4. Subscription services will continue to skyrocket.
Although subscription growth has slowed from earlier years, the industry is still growing by an impressive one percent per month. Food, beauty, apparel, and lifestyle subscription boxes remain the most popular, in that order.
With that said, the market seems to have plenty of space for niche subscriptions. Nicely Noted, a subscription stationary service, has held its own since 2012, despite charging $20 per month for three letterpress cards and stamps. With its own $21-per-month boxes, BarkBox has delighted more than 2 million dogs.
Whether they sell chew toys or software, companies with revenue-related resolutions should capitalize on this trend. Subscription-based businesses grow revenues 5.5 times quicker than their S&P 500 counterparts, in no small part because subscribers place three times more orders than do customers of non-subscription companies.
5. Socially irresponsible firms will struggle.
Corporate social responsibility has been gaining steam for years, but 2018 saw a star-studded vindication of the movement. Early in the year, Blackrock CEO Larry Fink told executives that his firm would take social responsibility into account when allocating funds. That same month, Mark Zuckerberg announced that Facebook would tweak its algorithms to prioritize posts from friends and family — even though, he warned, doing so would result in users spending less time on the platform.
In 2019 and into the future, expect social responsibility to be the table stakes of business. Firms that aren’t sure how to contribute should consider Patagonia’s CSR efforts. The outdoor brand takes an “all of the above” approach that includes employee volunteerism, selection of socially responsible suppliers, grants for environmental initiatives, and more.
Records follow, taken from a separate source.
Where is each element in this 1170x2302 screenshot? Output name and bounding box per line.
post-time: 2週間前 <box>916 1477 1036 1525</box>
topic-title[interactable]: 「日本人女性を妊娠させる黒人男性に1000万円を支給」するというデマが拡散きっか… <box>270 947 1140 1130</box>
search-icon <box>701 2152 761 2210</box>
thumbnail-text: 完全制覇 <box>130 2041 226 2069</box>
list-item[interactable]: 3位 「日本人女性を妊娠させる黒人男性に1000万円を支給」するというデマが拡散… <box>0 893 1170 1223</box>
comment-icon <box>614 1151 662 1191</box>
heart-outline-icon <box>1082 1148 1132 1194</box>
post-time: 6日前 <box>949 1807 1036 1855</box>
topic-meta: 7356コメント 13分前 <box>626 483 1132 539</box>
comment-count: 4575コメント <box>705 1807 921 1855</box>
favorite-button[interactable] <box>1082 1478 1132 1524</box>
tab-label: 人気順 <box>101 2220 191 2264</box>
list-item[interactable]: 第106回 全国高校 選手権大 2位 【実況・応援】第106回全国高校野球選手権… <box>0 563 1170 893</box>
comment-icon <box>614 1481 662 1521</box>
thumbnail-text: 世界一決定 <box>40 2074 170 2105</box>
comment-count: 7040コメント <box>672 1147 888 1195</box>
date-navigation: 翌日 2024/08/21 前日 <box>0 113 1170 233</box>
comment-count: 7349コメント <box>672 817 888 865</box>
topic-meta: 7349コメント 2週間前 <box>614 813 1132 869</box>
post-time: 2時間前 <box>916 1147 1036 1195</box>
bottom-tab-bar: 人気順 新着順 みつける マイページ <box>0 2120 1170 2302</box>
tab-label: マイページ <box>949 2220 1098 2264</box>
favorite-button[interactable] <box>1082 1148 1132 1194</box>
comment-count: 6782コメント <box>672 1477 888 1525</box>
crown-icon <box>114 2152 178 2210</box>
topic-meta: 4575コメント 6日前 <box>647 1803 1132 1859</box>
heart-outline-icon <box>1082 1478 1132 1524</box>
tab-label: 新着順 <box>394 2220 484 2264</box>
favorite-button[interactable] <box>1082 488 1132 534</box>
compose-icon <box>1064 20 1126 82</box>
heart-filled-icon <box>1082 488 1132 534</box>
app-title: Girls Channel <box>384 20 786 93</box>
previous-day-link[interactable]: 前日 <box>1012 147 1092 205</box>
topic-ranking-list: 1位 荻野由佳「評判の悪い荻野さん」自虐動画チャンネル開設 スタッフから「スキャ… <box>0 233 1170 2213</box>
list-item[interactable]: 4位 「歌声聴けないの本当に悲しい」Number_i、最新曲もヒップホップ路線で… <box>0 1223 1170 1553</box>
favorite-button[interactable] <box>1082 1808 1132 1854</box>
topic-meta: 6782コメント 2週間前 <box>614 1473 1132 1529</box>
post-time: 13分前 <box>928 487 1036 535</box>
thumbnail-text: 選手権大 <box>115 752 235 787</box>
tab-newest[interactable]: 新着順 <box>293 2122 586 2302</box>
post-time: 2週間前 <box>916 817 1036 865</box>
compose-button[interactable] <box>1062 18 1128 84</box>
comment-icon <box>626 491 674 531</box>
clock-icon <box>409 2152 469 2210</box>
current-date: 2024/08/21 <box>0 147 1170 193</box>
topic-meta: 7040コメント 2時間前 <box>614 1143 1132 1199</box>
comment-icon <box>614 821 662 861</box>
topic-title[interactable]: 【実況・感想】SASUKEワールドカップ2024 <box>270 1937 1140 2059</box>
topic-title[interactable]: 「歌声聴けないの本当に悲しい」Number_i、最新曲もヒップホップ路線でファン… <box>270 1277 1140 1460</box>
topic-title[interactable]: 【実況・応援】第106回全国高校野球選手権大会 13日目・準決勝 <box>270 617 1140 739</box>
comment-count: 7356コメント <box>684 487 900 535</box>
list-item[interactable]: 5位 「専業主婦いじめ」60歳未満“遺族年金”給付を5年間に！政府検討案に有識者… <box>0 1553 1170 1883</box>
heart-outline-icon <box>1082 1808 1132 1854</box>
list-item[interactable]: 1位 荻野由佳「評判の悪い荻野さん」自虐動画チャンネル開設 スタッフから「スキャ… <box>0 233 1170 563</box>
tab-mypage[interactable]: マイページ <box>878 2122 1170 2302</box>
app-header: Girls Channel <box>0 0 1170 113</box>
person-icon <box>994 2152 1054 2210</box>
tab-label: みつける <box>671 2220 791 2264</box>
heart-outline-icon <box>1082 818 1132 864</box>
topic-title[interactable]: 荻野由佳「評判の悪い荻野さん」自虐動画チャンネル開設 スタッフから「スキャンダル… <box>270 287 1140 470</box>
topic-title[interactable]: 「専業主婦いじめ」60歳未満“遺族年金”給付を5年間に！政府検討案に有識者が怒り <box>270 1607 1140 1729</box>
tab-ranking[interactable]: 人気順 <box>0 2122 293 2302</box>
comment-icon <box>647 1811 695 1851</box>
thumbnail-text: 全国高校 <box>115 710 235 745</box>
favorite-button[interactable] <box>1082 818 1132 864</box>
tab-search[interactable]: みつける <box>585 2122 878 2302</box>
Part of what makes New Year’s resolutions fun is their challenge. There’s no reason to make a year-long commitment to something that’s sure to come true anyway.
But businesses need more certainty than casual resolution-makers. There’s a difference between sinking one’s own time and money in something, and sinking employees’ time and investors’ money into it. In the latter case, it’s important that the payoff is at least likely.
So go ahead, entrepreneurs: Make those resolutions — but be sure next year’s trends signal a smart investment.